A maior vulnerabilidade de crianças aos extremos climáticos já havia sido indicada por pesquisas internacionais. Porém, havia poucas evidências em escala nacional, em países com clima tropical. “O Brasil tem dimensões continentais e forte desigualdade socioeconômica, o que o torna um ‘laboratório natural’ para investigar os impactos do clima”, diz ele. “A cobertura e qualidade dos dados de óbitos e o uso de métodos estatísticos robustos favoreceram a superação dessa lacuna”, avalia Silveira, em nota à imprensa.

A pesquisa teve como base os dados do Sistema de Informações sobre Mortalidade (SIM) do Sistema Único de Saúde (SUS) e do Conjunto de Dados Meteorológicos Diários em Grade do Brasil (BR-DWGD).  

O líder do estudo chama atenção para as desigualdades regionais, que podem estar relacionadas a diferenças climáticas, sociais, de infraestrutura e de acesso à saúde.

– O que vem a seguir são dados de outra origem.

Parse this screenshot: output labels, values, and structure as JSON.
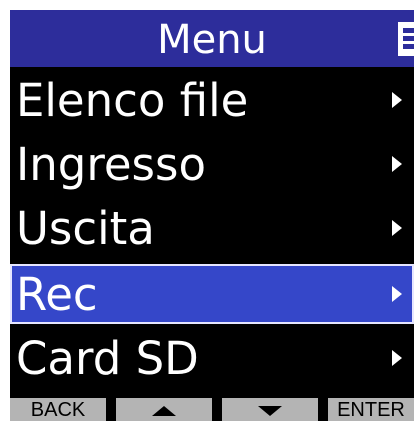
{
  "header": {
    "title": "Menu",
    "battery_icon": "battery-icon"
  },
  "menu": {
    "items": [
      {
        "label": "Elenco file",
        "icon": "chevron-right-icon",
        "selected": false
      },
      {
        "label": "Ingresso",
        "icon": "chevron-right-icon",
        "selected": false
      },
      {
        "label": "Uscita",
        "icon": "chevron-right-icon",
        "selected": false
      },
      {
        "label": "Rec",
        "icon": "chevron-right-icon",
        "selected": true
      },
      {
        "label": "Card SD",
        "icon": "chevron-right-icon",
        "selected": false
      }
    ]
  },
  "softkeys": {
    "back": "BACK",
    "up_icon": "triangle-up-icon",
    "down_icon": "triangle-down-icon",
    "enter": "ENTER"
  },
  "colors": {
    "title_bar": "#2d2d9b",
    "selection": "#3547c9",
    "background": "#000000",
    "softkey": "#b4b4b4"
  }
}
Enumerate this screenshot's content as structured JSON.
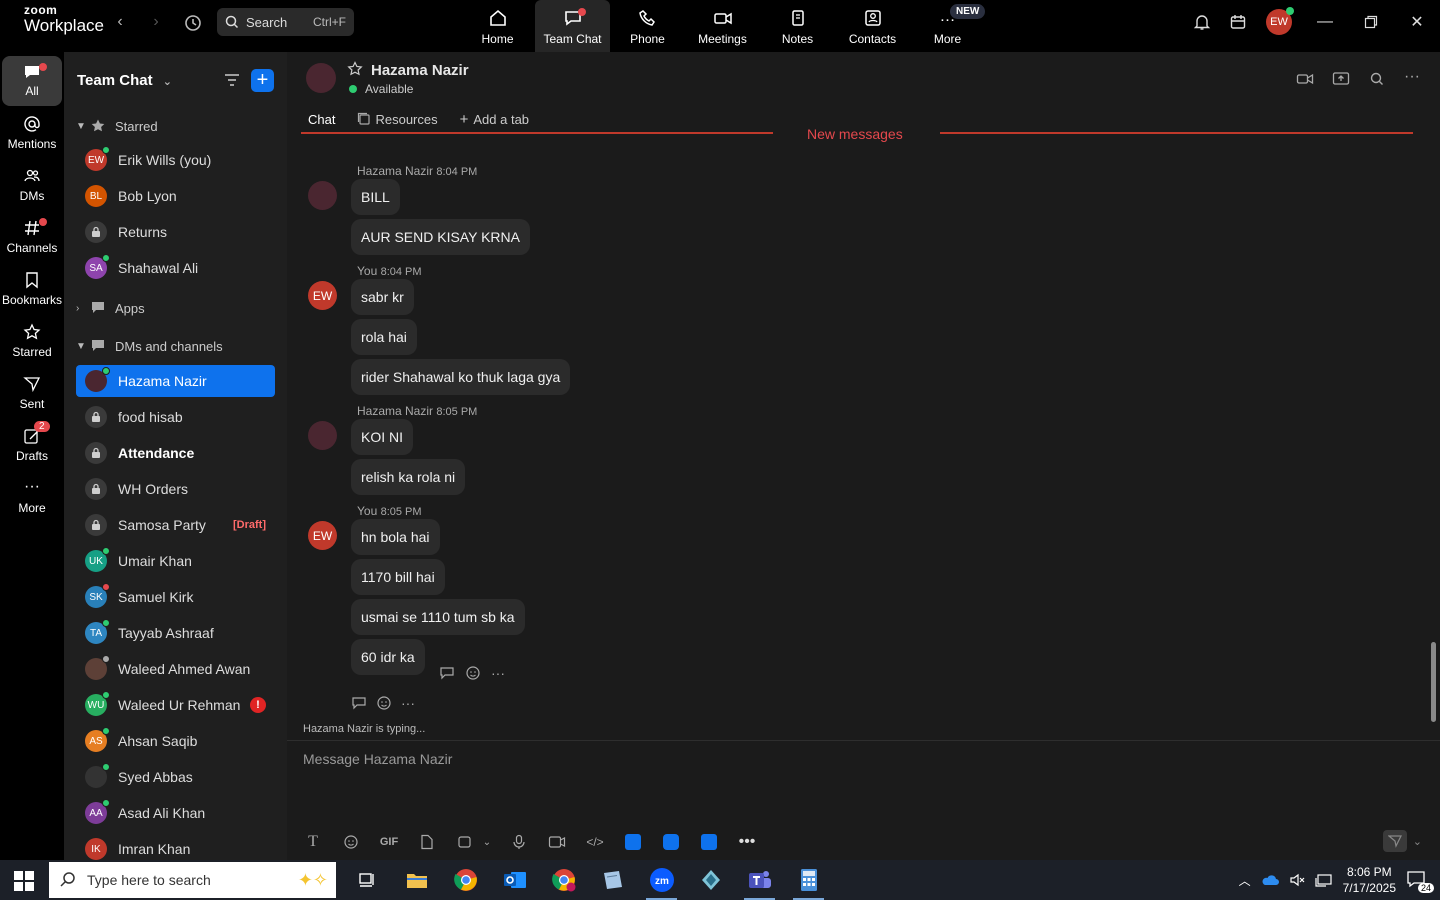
{
  "app": {
    "brand_small": "zoom",
    "brand": "Workplace"
  },
  "search": {
    "label": "Search",
    "shortcut": "Ctrl+F"
  },
  "topnav": [
    {
      "label": "Home",
      "icon": "home-icon"
    },
    {
      "label": "Team Chat",
      "icon": "chat-icon",
      "active": true
    },
    {
      "label": "Phone",
      "icon": "phone-icon"
    },
    {
      "label": "Meetings",
      "icon": "video-icon"
    },
    {
      "label": "Notes",
      "icon": "notes-icon"
    },
    {
      "label": "Contacts",
      "icon": "contacts-icon"
    },
    {
      "label": "More",
      "icon": "more-icon",
      "badge": "NEW"
    }
  ],
  "user": {
    "initials": "EW"
  },
  "rail": [
    {
      "label": "All",
      "icon": "chat-bubble-icon"
    },
    {
      "label": "Mentions",
      "icon": "at-icon"
    },
    {
      "label": "DMs",
      "icon": "people-icon"
    },
    {
      "label": "Channels",
      "icon": "hash-icon"
    },
    {
      "label": "Bookmarks",
      "icon": "bookmark-icon"
    },
    {
      "label": "Starred",
      "icon": "star-icon"
    },
    {
      "label": "Sent",
      "icon": "send-icon"
    },
    {
      "label": "Drafts",
      "icon": "draft-icon",
      "badge": "2"
    },
    {
      "label": "More",
      "icon": "more-dots-icon"
    }
  ],
  "sidebar": {
    "title": "Team Chat",
    "sections": {
      "starred": "Starred",
      "apps": "Apps",
      "dms": "DMs and channels"
    },
    "starred": [
      {
        "name": "Erik Wills (you)",
        "initials": "EW",
        "color": "#c0392b",
        "status": "#2ecc71"
      },
      {
        "name": "Bob Lyon",
        "initials": "BL",
        "color": "#d35400",
        "status": ""
      },
      {
        "name": "Returns",
        "type": "channel"
      },
      {
        "name": "Shahawal Ali",
        "initials": "SA",
        "color": "#8e44ad",
        "status": "#2ecc71"
      }
    ],
    "dms": [
      {
        "name": "Hazama Nazir",
        "type": "photo",
        "color": "#4a2630",
        "status": "#2ecc71",
        "selected": true
      },
      {
        "name": "food hisab",
        "type": "channel"
      },
      {
        "name": "Attendance",
        "type": "channel",
        "bold": true
      },
      {
        "name": "WH Orders",
        "type": "channel"
      },
      {
        "name": "Samosa Party",
        "type": "channel",
        "tag": "[Draft]"
      },
      {
        "name": "Umair Khan",
        "initials": "UK",
        "color": "#16a085",
        "status": "#2ecc71"
      },
      {
        "name": "Samuel Kirk",
        "initials": "SK",
        "color": "#2980b9",
        "status": "#e5484d"
      },
      {
        "name": "Tayyab Ashraaf",
        "initials": "TA",
        "color": "#2e86c1",
        "status": "#2ecc71"
      },
      {
        "name": "Waleed Ahmed Awan",
        "type": "photo",
        "color": "#5d4037",
        "status": "#aaaaaa"
      },
      {
        "name": "Waleed Ur Rehman",
        "initials": "WU",
        "color": "#27ae60",
        "status": "#2ecc71",
        "alert": "!"
      },
      {
        "name": "Ahsan Saqib",
        "initials": "AS",
        "color": "#e67e22",
        "status": "#2ecc71"
      },
      {
        "name": "Syed Abbas",
        "type": "photo",
        "color": "#333333",
        "status": "#2ecc71"
      },
      {
        "name": "Asad Ali Khan",
        "initials": "AA",
        "color": "#7d3c98",
        "status": "#2ecc71"
      },
      {
        "name": "Imran Khan",
        "initials": "IK",
        "color": "#c0392b",
        "status": ""
      }
    ]
  },
  "chat": {
    "name": "Hazama Nazir",
    "status": "Available",
    "tabs": [
      "Chat",
      "Resources",
      "Add a tab"
    ],
    "new_messages": "New messages",
    "groups": [
      {
        "sender": "Hazama Nazir",
        "time": "8:04 PM",
        "self": false,
        "messages": [
          "BILL",
          "AUR SEND KISAY KRNA"
        ]
      },
      {
        "sender": "You",
        "time": "8:04 PM",
        "self": true,
        "messages": [
          "sabr kr",
          "rola hai",
          "rider Shahawal ko thuk laga gya"
        ]
      },
      {
        "sender": "Hazama Nazir",
        "time": "8:05 PM",
        "self": false,
        "messages": [
          "KOI NI",
          "relish ka rola ni"
        ]
      },
      {
        "sender": "You",
        "time": "8:05 PM",
        "self": true,
        "messages": [
          "hn bola hai",
          "1170 bill hai",
          "usmai se 1110 tum sb ka",
          "60 idr ka"
        ]
      }
    ],
    "typing": "Hazama Nazir  is typing..."
  },
  "compose": {
    "placeholder": "Message Hazama Nazir",
    "gif": "GIF"
  },
  "taskbar": {
    "search_placeholder": "Type here to search",
    "time": "8:06 PM",
    "date": "7/17/2025",
    "notif_count": "24"
  }
}
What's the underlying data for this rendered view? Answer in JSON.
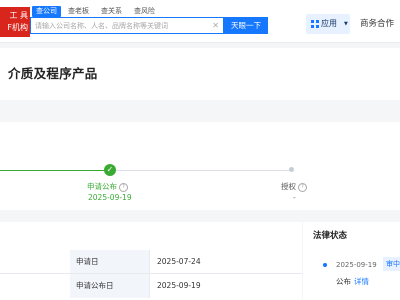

Segundo os dados, a mortalidade de crianças menores de cinco anos relacionada ao frio atingiu o maior aumento (117%) no Sul, já a mortalidade relacionada ao calor foi maior no Nordeste (102%). As taxas elevadas de mortes de crianças permanecem concentradas nas regiões Norte, Nordeste e Centro-Oeste, onde a vulnerabilidade socioeconômica é maior e o acesso à infraestrutura básica, como saneamento e moradia adequada, segue desigual. Nesse contexto, o aumento das temperaturas representa uma ameaça adicional.

A mortalidade infantil é altamente sensível a fatores ambientais e pode ser um importante indicador das vulnerabilidades climáticas do país. Investir em monitoramento climático e epidemiológico é fundamental para proteger a saúde das próximas gerações”, conclui o professor.

De acordo com dados do Fundo das Nações Unidas para a Infância (Unicef), a taxa global de mortalidade de menores de cinco anos caiu 61% (em 1990, foram 94 mortes por 1 mil nascidos; em 2023, 37). No Brasil, houve a queda de 4,4% ao ano na mortalidade infantil desde 2000, segundo dados do Painel de Monitoramento da Mortalidade Infantil e Fetal do Ministério da Saúde (MS). As mudanças climáticas, no entanto, podem ameaçar os resultados positivos das últimas décadas. “Os achados trouxeram uma importante evidência científica para políticas públicas, mostrando que o clima já tem impacto mensurável na saúde infantil, reforçando a necessidade de ações de adaptação às mudanças climáticas para proteger os grupos mais vulneráveis”, conclui o pesquisador.